Sunday, January 20, 2013

New Research - Extra Pounds Undermine Perceptions of Leadership Ability



While marathon training and workouts aren't  part of a senior manager's job description, leadership experts and executive recruiters say that staying trim is now virtually required for anyone on track for the corner office.

"Because the demands of leadership can be quite strenuous, the physical aspects are just as important as everything else," says Sharon McDowell-Larsen, an exercise physiologist who runs an executive-fitness program for the nonprofit Center for Creative Leadership.

Executives with larger waistlines and higher body-mass-index readings tend to be perceived as less effective in the workplace, both in performance and interpersonal relationships, according to data compiled by CCL. BMI, a common measure of body fat, is based on height and weight.

While weight remains a taboo conversation topic in the workplace, it's hard to overlook. A heavy executive is judged to be less capable because of assumptions about how weight affects health and stamina, says Barry Posner, a leadership professor at Santa Clara University's Leavey School of Business. He says he can't name a single overweight Fortune 500 CEO. "We have stereotypes about fat," he adds, "so when we see a senior executive who's overweight, our initial reaction isn't positive."
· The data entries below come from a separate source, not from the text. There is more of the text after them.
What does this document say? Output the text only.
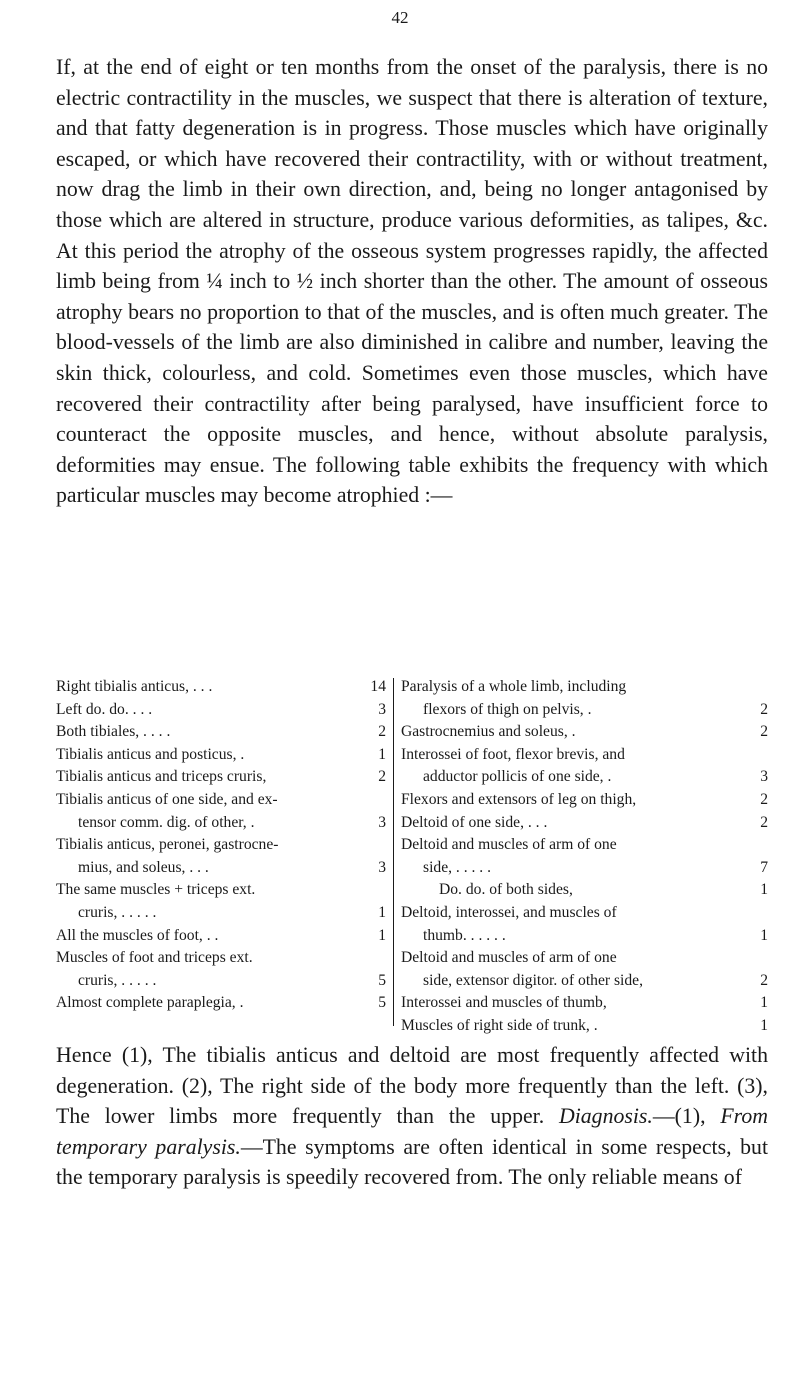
42

If, at the end of eight or ten months from the onset of the paralysis, there is no electric contractility in the muscles, we suspect that there is alteration of texture, and that fatty degeneration is in progress. Those muscles which have originally escaped, or which have recovered their contractility, with or without treatment, now drag the limb in their own direction, and, being no longer antagonised by those which are altered in structure, produce various deformities, as talipes, &c. At this period the atrophy of the osseous system progresses rapidly, the affected limb being from ¼ inch to ½ inch shorter than the other. The amount of osseous atrophy bears no proportion to that of the muscles, and is often much greater. The blood-vessels of the limb are also diminished in calibre and number, leaving the skin thick, colourless, and cold. Sometimes even those muscles, which have recovered their contractility after being paralysed, have insufficient force to counteract the opposite muscles, and hence, without absolute paralysis, deformities may ensue. The following table exhibits the frequency with which particular muscles may become atrophied :—

Right tibialis anticus, . . .	14
Left do. do. . . .	3
Both tibiales, . . . .	2
Tibialis anticus and posticus, .	1
Tibialis anticus and triceps cruris,	2
Tibialis anticus of one side, and ex-
tensor comm. dig. of other, .	3
Tibialis anticus, peronei, gastrocne-
mius, and soleus, . . .	3
The same muscles + triceps ext.
cruris, . . . . .	1
All the muscles of foot, . .	1
Muscles of foot and triceps ext.
cruris, . . . . .	5
Almost complete paraplegia, .	5
Paralysis of a whole limb, including
flexors of thigh on pelvis, .	2
Gastrocnemius and soleus, .	2
Interossei of foot, flexor brevis, and
adductor pollicis of one side, .	3
Flexors and extensors of leg on thigh,	2
Deltoid of one side, . . .	2
Deltoid and muscles of arm of one
side, . . . . .	7
Do. do. of both sides,	1
Deltoid, interossei, and muscles of
thumb. . . . . .	1
Deltoid and muscles of arm of one
side, extensor digitor. of other side,	2
Interossei and muscles of thumb,	1
Muscles of right side of trunk, .	1

Hence (1), The tibialis anticus and deltoid are most frequently affected with degeneration. (2), The right side of the body more frequently than the left. (3), The lower limbs more frequently than the upper. Diagnosis.—(1), From temporary paralysis.—The symptoms are often identical in some respects, but the temporary paralysis is speedily recovered from. The only reliable means of
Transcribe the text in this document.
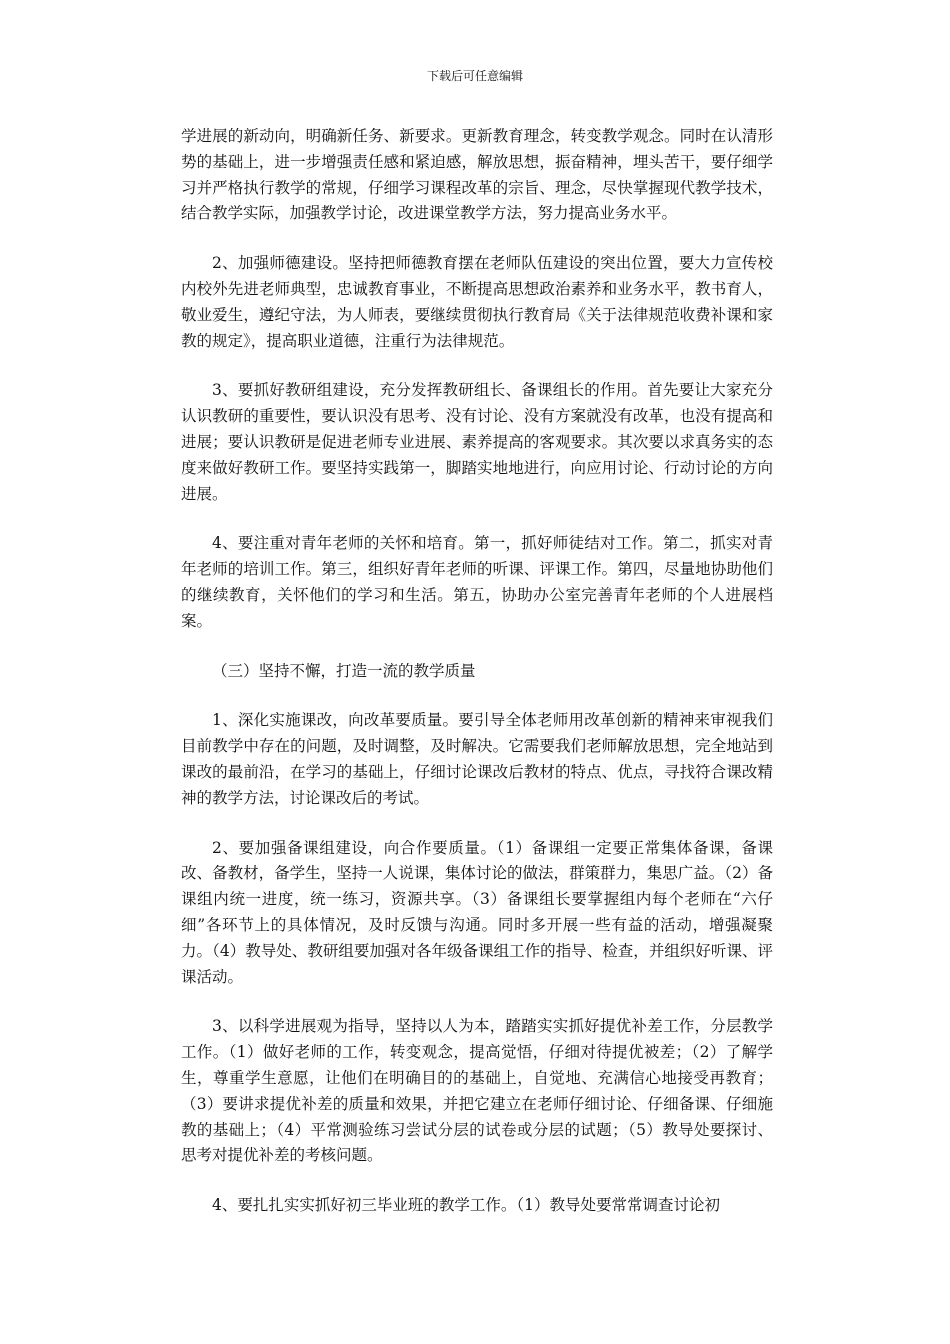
下载后可任意编辑

学进展的新动向，明确新任务、新要求。更新教育理念，转变教学观念。同时在认清形势的基础上，进一步增强责任感和紧迫感，解放思想，振奋精神，埋头苦干，要仔细学习并严格执行教学的常规，仔细学习课程改革的宗旨、理念，尽快掌握现代教学技术，结合教学实际，加强教学讨论，改进课堂教学方法，努力提高业务水平。

2、加强师德建设。坚持把师德教育摆在老师队伍建设的突出位置，要大力宣传校内校外先进老师典型，忠诚教育事业，不断提高思想政治素养和业务水平，教书育人，敬业爱生，遵纪守法，为人师表，要继续贯彻执行教育局《关于法律规范收费补课和家教的规定》，提高职业道德，注重行为法律规范。

3、要抓好教研组建设，充分发挥教研组长、备课组长的作用。首先要让大家充分认识教研的重要性，要认识没有思考、没有讨论、没有方案就没有改革，也没有提高和进展；要认识教研是促进老师专业进展、素养提高的客观要求。其次要以求真务实的态度来做好教研工作。要坚持实践第一，脚踏实地地进行，向应用讨论、行动讨论的方向进展。

4、要注重对青年老师的关怀和培育。第一，抓好师徒结对工作。第二，抓实对青年老师的培训工作。第三，组织好青年老师的听课、评课工作。第四，尽量地协助他们的继续教育，关怀他们的学习和生活。第五，协助办公室完善青年老师的个人进展档案。

（三）坚持不懈，打造一流的教学质量

1、深化实施课改，向改革要质量。要引导全体老师用改革创新的精神来审视我们目前教学中存在的问题，及时调整，及时解决。它需要我们老师解放思想，完全地站到课改的最前沿，在学习的基础上，仔细讨论课改后教材的特点、优点，寻找符合课改精神的教学方法，讨论课改后的考试。

2、要加强备课组建设，向合作要质量。（1）备课组一定要正常集体备课，备课改、备教材，备学生，坚持一人说课，集体讨论的做法，群策群力，集思广益。（2）备课组内统一进度，统一练习，资源共享。（3）备课组长要掌握组内每个老师在“六仔细”各环节上的具体情况，及时反馈与沟通。同时多开展一些有益的活动，增强凝聚力。（4）教导处、教研组要加强对各年级备课组工作的指导、检查，并组织好听课、评课活动。

3、以科学进展观为指导，坚持以人为本，踏踏实实抓好提优补差工作，分层教学工作。（1）做好老师的工作，转变观念，提高觉悟，仔细对待提优被差；（2）了解学生，尊重学生意愿，让他们在明确目的的基础上，自觉地、充满信心地接受再教育；（3）要讲求提优补差的质量和效果，并把它建立在老师仔细讨论、仔细备课、仔细施教的基础上；（4）平常测验练习尝试分层的试卷或分层的试题；（5）教导处要探讨、思考对提优补差的考核问题。

4、要扎扎实实抓好初三毕业班的教学工作。（1）教导处要常常调查讨论初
CCL staff detected the correlation after collecting hundreds of peer-performance reviews and health-screening results from the CEOs and other senior-level managers who participate in its weeklong leadership workshops in Colorado Springs. A pair of university researchers, using data from 757 executives measured between 2006 and 2010, found that weight may indeed influence perceptions of leaders among subordinates, peers and superiors.

The CEOs of today are also more visible than their forebears and must be camera-ready at a moment's notice, composed while courting investors and ready to respond in a company emergency. Excess weight can convey weakness or a "lack of control," says Amanda Sanders, a New York-based image consultant who has worked with senior executives at Fortune 500 firms.

Companies seek leaders with physical endurance, the better to manage global businesses and solve complex problems, says Mr. Posner, who advised Dow Chemical Co. (DOW) on training high-potential global leaders in 2010 and 2011. Those leaders were instructed to build in regular time for exercise to help them withstand the constant travel and the demands of an overseas role. The training even incorporated such classes as Zumba, Pilates, tai chi and yoga, says Dawn Baker, Dow's global director of talent management.

So even if your goals don’t necessarily include climbing all the way up to the level of CEO, it’s still equally fair to assume that if the scrutiny, judgment and perception is happening on the very top of the corporate ladder, it's happening at all levels!